Viewing 4 replies - 1 through 4 (of 4 total)
  • Hey @diggy69

    Yes, you can set that kind of configuration in your .htaccess without any affectation, this is a sample code you can start using to play around:

    AuthUserFile /dev/null
    AuthGroupFile /dev/null
    AuthName "WordPress Admin Access Control"
    AuthType Basic
    order deny,allow
    deny from all
    # whitelisted IP addresses
    allow from
    allow from

    Things to consider:
    – As showed in the sample, there’s no need to create user/password combination, since you only want to limit the access of the administrative area to certain ip addresses.
    – Please don’t forget to replace xx’s with your public ip addresses you want to whitelist.

    In addition, I found this article you can read, it shows you 11 tips to protect the administrative area (including the .htaccess configuration you’re evaluating, as part of the tips).



    The wp-admin/admin-ajax.php file is used on the frontend, and other files may be used as well by various plugins/themes. So be careful when restricting the /wp-admin directory!

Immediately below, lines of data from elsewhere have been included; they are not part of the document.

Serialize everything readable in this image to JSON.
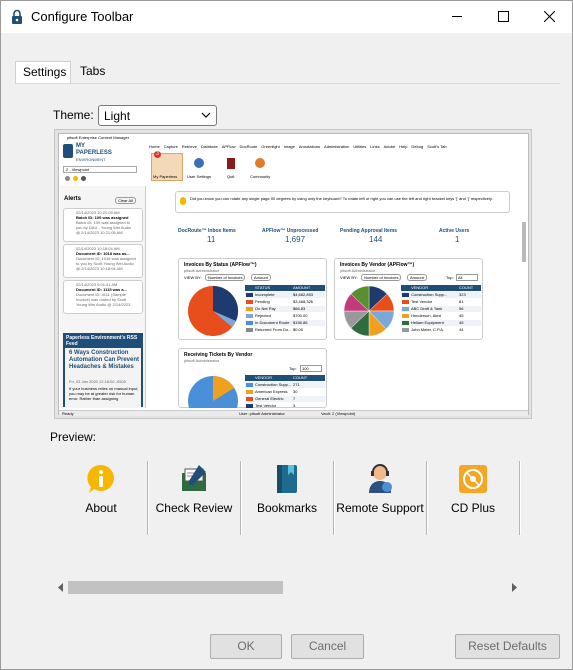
{
  "window": {
    "title": "Configure Toolbar"
  },
  "tabs": [
    {
      "label": "Settings"
    },
    {
      "label": "Tabs"
    }
  ],
  "theme": {
    "label": "Theme:",
    "value": "Light"
  },
  "preview": {
    "app_title": "pitsoft Enterprise Content Manager",
    "brand_line1": "MY",
    "brand_line2": "PAPERLESS",
    "brand_line3": "ENVIRONMENT",
    "viewpoint": "2 - Viewpoint",
    "menu": [
      "Home",
      "Capture",
      "Retrieve",
      "Distribute",
      "APFlow",
      "DocRoute",
      "Greenlight",
      "Image",
      "Annotations",
      "Administration",
      "Utilities",
      "Links",
      "Adobe",
      "Help",
      "Debug",
      "Scott's Tab"
    ],
    "ribbon": [
      "My Paperless",
      "User Settings",
      "Quit",
      "Community"
    ],
    "alerts_title": "Alerts",
    "clear_all": "Clear All",
    "alerts": [
      {
        "l1": "02/14/2023 10:21:05 AM",
        "l2": "Batch ID: 109 was assigned",
        "l3": "Batch ID: 109 was assigned to",
        "l4": "you by DAU - Young Wei Audio",
        "l5": "@ 2/14/2023 10:21:05 AM"
      },
      {
        "l1": "02/14/2023 10:18:04 AM",
        "l2": "Document ID: 1018 was as...",
        "l3": "Document ID: 1018 was assigned",
        "l4": "to you by Scott Young Wei Audio",
        "l5": "@ 2/14/2023 10:18:04 AM"
      },
      {
        "l1": "02/14/2023 9:01:41 AM",
        "l2": "Document ID: 1115 was a...",
        "l3": "Document ID: 4111 (Sample",
        "l4": "Invoice) was routed by Scott",
        "l5": "Young Wei Audio @ 2/14/2023"
      }
    ],
    "tip": "Did you know you can rotate any single page 90 degrees by using only the keyboard? To rotate left or right you can use the left and right bracket keys '[' and ']' respectively.",
    "stats": [
      {
        "label": "DocRoute™ Inbox Items",
        "value": "11"
      },
      {
        "label": "APFlow™ Unprocessed",
        "value": "1,697"
      },
      {
        "label": "Pending Approval Items",
        "value": "144"
      },
      {
        "label": "Active Users",
        "value": "1"
      }
    ],
    "panel1": {
      "title": "Invoices By Status (APFlow™)",
      "sub": "pitsoft Administrator",
      "viewby": "VIEW BY:",
      "opt1": "Number of Invoices",
      "opt2": "Amount",
      "col1": "STATUS",
      "col2": "AMOUNT",
      "rows": [
        [
          "Incomplete",
          "$4,682,853"
        ],
        [
          "Pending",
          "$3,468,326"
        ],
        [
          "On Net Pay",
          "$66.83"
        ],
        [
          "Rejected",
          "$700.00"
        ],
        [
          "In Document Route",
          "$156.86"
        ],
        [
          "Returned From Do...",
          "$0.00"
        ]
      ]
    },
    "panel2": {
      "title": "Invoices By Vendor (APFlow™)",
      "sub": "pitsoft Administrator",
      "viewby": "VIEW BY:",
      "opt1": "Number of Invoices",
      "opt2": "Amount",
      "top": "Top:",
      "top_val": "All",
      "col1": "VENDOR",
      "col2": "COUNT",
      "rows": [
        [
          "Construction Supp...",
          "323"
        ],
        [
          "Test Vendor",
          "81"
        ],
        [
          "ABC Draft & Tank",
          "56"
        ],
        [
          "Henderson, Alexi",
          "45"
        ],
        [
          "Hellam Equipment",
          "45"
        ],
        [
          "John Meter, C.P.A.",
          "44"
        ]
      ]
    },
    "panel3": {
      "title": "Receiving Tickets By Vendor",
      "sub": "pitsoft Administrator",
      "top": "Top:",
      "top_val": "100",
      "col1": "VENDOR",
      "col2": "COUNT",
      "rows": [
        [
          "Construction Supp...",
          "271"
        ],
        [
          "American Express",
          "30"
        ],
        [
          "General Electric",
          "7"
        ],
        [
          "Test Vendor",
          "3"
        ]
      ]
    },
    "rss": {
      "title": "Paperless Environment's RSS Feed",
      "headline": "6 Ways Construction Automation Can Prevent Headaches & Mistakes",
      "date": "Fri, 03 Jan 2020 12:18:00 -0500",
      "body": "If your business relies on manual input, you may be at greater risk for human error. Rather than assigning"
    },
    "status_ready": "Ready",
    "status_user": "User: pitsoft Administrator",
    "status_vault": "Vault: 2 (Viewpoint)",
    "badge": "3"
  },
  "preview_label": "Preview:",
  "toolbar_items": [
    {
      "label": "About",
      "icon": "info-icon"
    },
    {
      "label": "Check Review",
      "icon": "check-review-icon"
    },
    {
      "label": "Bookmarks",
      "icon": "bookmarks-icon"
    },
    {
      "label": "Remote Support",
      "icon": "remote-support-icon"
    },
    {
      "label": "CD Plus",
      "icon": "cd-plus-icon"
    }
  ],
  "buttons": {
    "ok": "OK",
    "cancel": "Cancel",
    "reset": "Reset Defaults"
  },
  "colors": {
    "accent_blue": "#1f4e79",
    "pie_orange": "#e84e1b",
    "pie_navy": "#1e3a6e",
    "blue": "#4a90d9",
    "gold": "#f5b700"
  }
}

    Thread Starter diggy69


    Hmm. Okay. How about if I just restrict access to admin.php, index.php, menu.php, and whichever .php is responsible for handling admin login in the wp-admin/ directory? If someone can’t log into the administrative site, restricting access to the other pages like edit.php and users.php wouldn’t be necessary, right? Anything I’m overlooking or possibly overthinking it?

    “No such thing as too much security” is my motto. LOL. Just kidding, but you get the idea.



    I believe that admin logins are handled by the wp-login.php file on the frontend. If you are not allowing anyone other than your internal staff to access the WordPress admin/profile area, then that is the file you should restrict. This has the side-benefit of mitigating brute-force attacks on wp-login.php, which unfortunately is a very common occurrence.

    Otherwise, your idea of restricting all .php files in the base /wp-admin directory other than admin-ajax.php would probably work. If you’re fluent in PHP, a better solution is some code added to wp-config.php that does the IP check if the WP_ADMIN constant is defined and set to true.